D.D.C.: Manafort DC search valid: The person on the lease of a storage unit and with the keys had [apparent] authority to consent

The search of Paul Manafort’s storage unit was with the consent of the person on the lease and did not violate the Fourth Amendment. It was reasonable for the FBI to believe that the person with the keys had the authority to consent. The court analogizes cases where a co-conspirator had the key to a place and thus the authority to consent. United States v. Manafort, 2018 U.S. Dist. LEXIS 103693 (D. D.C. June 21, 2018):

This case presents the factors that pointed towards common authority in Kim and Trotter without any of the complications. As in Kim, the third party here rented the storage unit in his own name; the defendant was simply listed on the lease as an additional authorized person; and the employee loaded items into the unit on his own. FBI Aff. ¶¶ 28-29. Neither the Ninth Circuit nor the Tenth expressed reservations based on the fact that the associates in those cases rented the units at the defendants’ direction; what was persuasive in each situation was the fact that each lessee could have exercised his right to enter the premises at any time, and that each had actually made use of his right of access by depositing material in the unit. Those facts are present here as well.

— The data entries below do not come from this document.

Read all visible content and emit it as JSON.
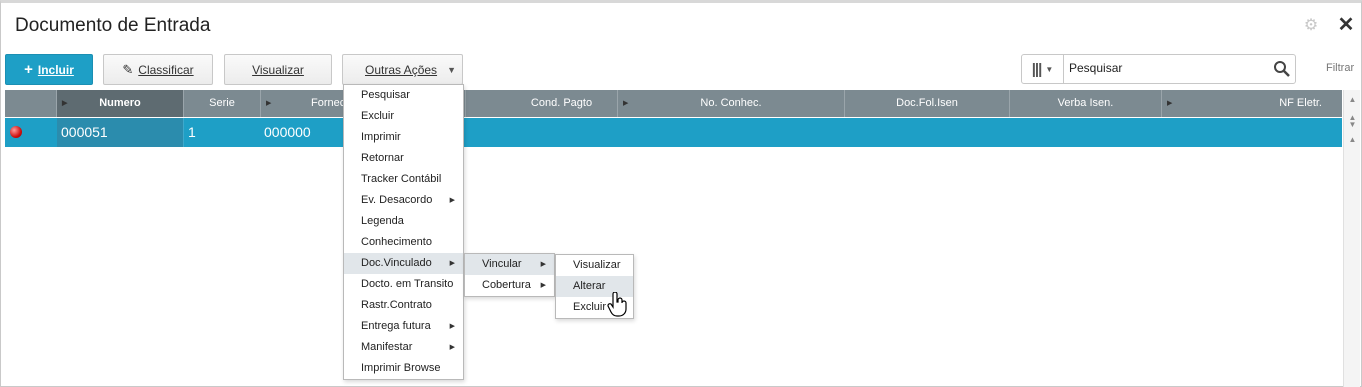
{
  "window": {
    "title": "Documento de Entrada"
  },
  "toolbar": {
    "incluir": "Incluir",
    "classificar": "Classificar",
    "visualizar": "Visualizar",
    "outras_acoes": "Outras Ações"
  },
  "search": {
    "value": "Pesquisar",
    "filtrar": "Filtrar"
  },
  "grid": {
    "columns": [
      "",
      "Numero",
      "Serie",
      "Fornec",
      "Cond. Pagto",
      "No. Conhec.",
      "Doc.Fol.Isen",
      "Verba Isen.",
      "NF Eletr."
    ],
    "rows": [
      {
        "status": "red",
        "numero": "000051",
        "serie": "1",
        "fornec": "000000"
      }
    ]
  },
  "menus": {
    "outras_acoes": [
      "Pesquisar",
      "Excluir",
      "Imprimir",
      "Retornar",
      "Tracker Contábil",
      "Ev. Desacordo",
      "Legenda",
      "Conhecimento",
      "Doc.Vinculado",
      "Docto. em Transito",
      "Rastr.Contrato",
      "Entrega futura",
      "Manifestar",
      "Imprimir Browse"
    ],
    "doc_vinculado": [
      "Vincular",
      "Cobertura"
    ],
    "vincular": [
      "Visualizar",
      "Alterar",
      "Excluir"
    ]
  },
  "colors": {
    "accent": "#1e9fc6",
    "header": "#7c8a91",
    "status_red": "#d01010"
  },
  "icons": [
    "plus-icon",
    "pencil-icon",
    "gear-icon",
    "close-icon",
    "columns-icon",
    "search-icon",
    "hand-cursor-icon"
  ]
}
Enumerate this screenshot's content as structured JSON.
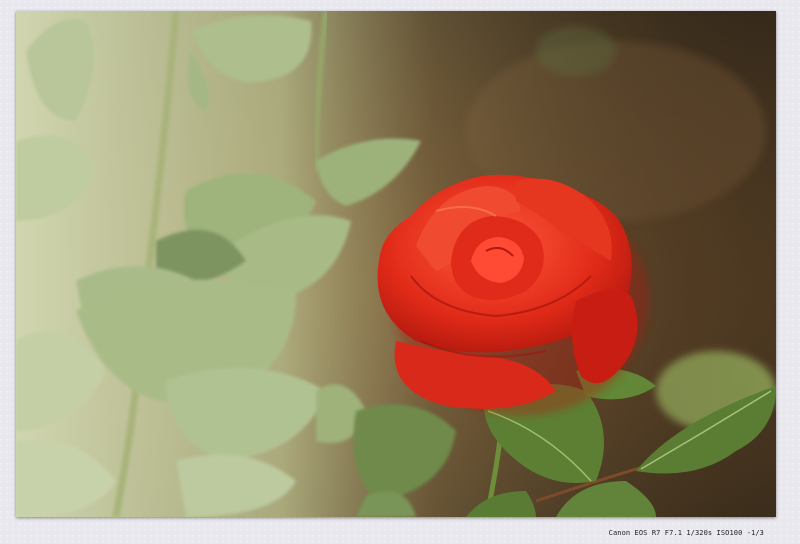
{
  "photo": {
    "subject": "red-rose",
    "exif_caption": "Canon EOS R7 F7.1 1/320s ISO100 -1/3"
  },
  "colors": {
    "frame": "#e8e8ee",
    "rose": "#e8321f",
    "leaf": "#9fb680",
    "background_dark": "#4a3520"
  }
}
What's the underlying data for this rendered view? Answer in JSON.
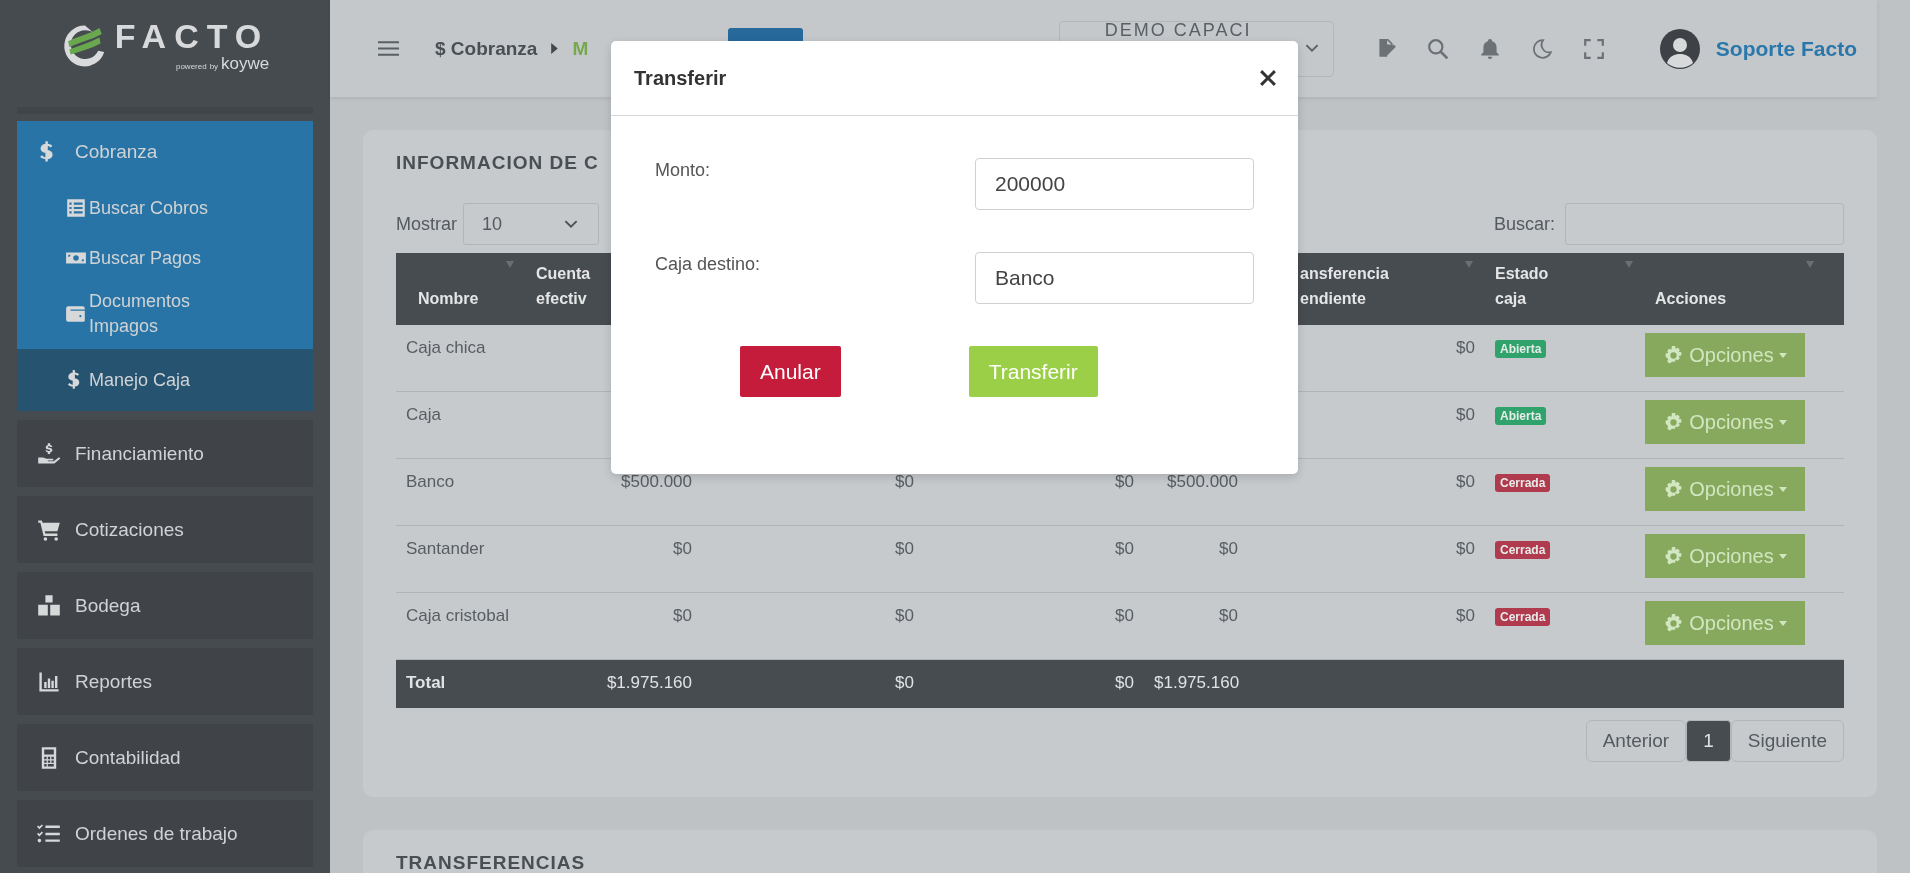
{
  "sidebar": {
    "logo": {
      "name": "FACTO",
      "tagline_1": "powered",
      "tagline_2": "by",
      "tagline_3": "koywe"
    },
    "items": [
      {
        "label": "Cobranza",
        "expanded": true,
        "children": [
          {
            "label": "Buscar Cobros",
            "selected": false
          },
          {
            "label": "Buscar Pagos",
            "selected": false
          },
          {
            "label": "Documentos Impagos",
            "selected": false
          },
          {
            "label": "Manejo Caja",
            "selected": true
          }
        ]
      },
      {
        "label": "Financiamiento"
      },
      {
        "label": "Cotizaciones"
      },
      {
        "label": "Bodega"
      },
      {
        "label": "Reportes"
      },
      {
        "label": "Contabilidad"
      },
      {
        "label": "Ordenes de trabajo"
      }
    ]
  },
  "topbar": {
    "breadcrumb": [
      "$ Cobranza",
      "M"
    ],
    "company_select": "DEMO CAPACI",
    "user": "Soporte Facto"
  },
  "card": {
    "title": "INFORMACION DE C",
    "show_label": "Mostrar",
    "page_size": "10",
    "search_label": "Buscar:",
    "columns": [
      {
        "lines": [
          "Nombre"
        ]
      },
      {
        "lines": [
          "Cuenta",
          "efectiv"
        ]
      },
      {
        "lines": [
          "ansferencia",
          "endiente"
        ]
      },
      {
        "lines": [
          "Estado",
          "caja"
        ]
      },
      {
        "lines": [
          "Acciones"
        ]
      }
    ],
    "rows": [
      {
        "name": "Caja chica",
        "values": [
          "$0"
        ],
        "status": "Abierta",
        "color": "#2fa36b",
        "action": "Opciones"
      },
      {
        "name": "Caja",
        "values": [
          "$0"
        ],
        "status": "Abierta",
        "color": "#2fa36b",
        "action": "Opciones"
      },
      {
        "name": "Banco",
        "values": [
          "$500.000",
          "$0",
          "$0",
          "$500.000",
          "$0"
        ],
        "status": "Cerrada",
        "color": "#b03a4e",
        "action": "Opciones"
      },
      {
        "name": "Santander",
        "values": [
          "$0",
          "$0",
          "$0",
          "$0",
          "$0"
        ],
        "status": "Cerrada",
        "color": "#b03a4e",
        "action": "Opciones"
      },
      {
        "name": "Caja cristobal",
        "values": [
          "$0",
          "$0",
          "$0",
          "$0",
          "$0"
        ],
        "status": "Cerrada",
        "color": "#b03a4e",
        "action": "Opciones"
      }
    ],
    "total": {
      "label": "Total",
      "values": [
        "$1.975.160",
        "$0",
        "$0",
        "$1.975.160"
      ]
    },
    "pagination": [
      {
        "label": "Anterior",
        "selected": false
      },
      {
        "label": "1",
        "selected": true
      },
      {
        "label": "Siguiente",
        "selected": false
      }
    ]
  },
  "second_card": {
    "title": "TRANSFERENCIAS"
  },
  "modal": {
    "title": "Transferir",
    "fields": [
      {
        "label": "Monto:",
        "value": "200000"
      },
      {
        "label": "Caja destino:",
        "value": "Banco"
      }
    ],
    "buttons": [
      {
        "label": "Anular",
        "kind": "danger"
      },
      {
        "label": "Transferir",
        "kind": "success"
      }
    ]
  }
}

Most important, unlike the associates in Kim and Trotter, the employee in this case retained possession of a key. FBI Aff. ¶ 31. It was defendant Kim’s retention of the only key to the unit that led the Kim court to characterize Wee’s control over the premises as something other than “joint control for most purposes” under Matlock. 105 F.3d at 1582. But one can easily find joint control, and therefore, actual authority, on the facts present here. Moreover, the lessee of the unit here was not simply an “associate” hired solely for the purpose of facilitating illegal activity; he was and continues to be an employee of the business, which strengthens the finding that Manafort entrusted him with control over the unit.

Manafort likens the situation to a search of a hotel room authorized by a hotel employee, and he points to authority that holds that the mere fact that the employee has a key to a guest’s room does not establish that the employee had the right to admit others and intrude upon the guest’s reasonable expectation of privacy in his room during his stay. Def.’s Mot. at 7-8; Tr. at 12, citing United States v. Toan Phuong Nghe, 925 F. Supp. 2d 1142 (W.D. Wash. 2013). This precedent would have some force if the agents had gained entry through an employee of Public Storage, the owner and lessor of the storage facility on Holland Lane, which reserved its right to enter the unit under certain circumstances. See Lease ¶ 9 (“Right to Inspect and Repair”). But here, the third party who granted the FBI access to the premises was the lessee, the individual with the right “to use and occupy a space in the self-service storage facility.” Lease ¶ 1. Thus, he is more similar to the hotel guest himself than he is to the bellman or the person manning the front desk.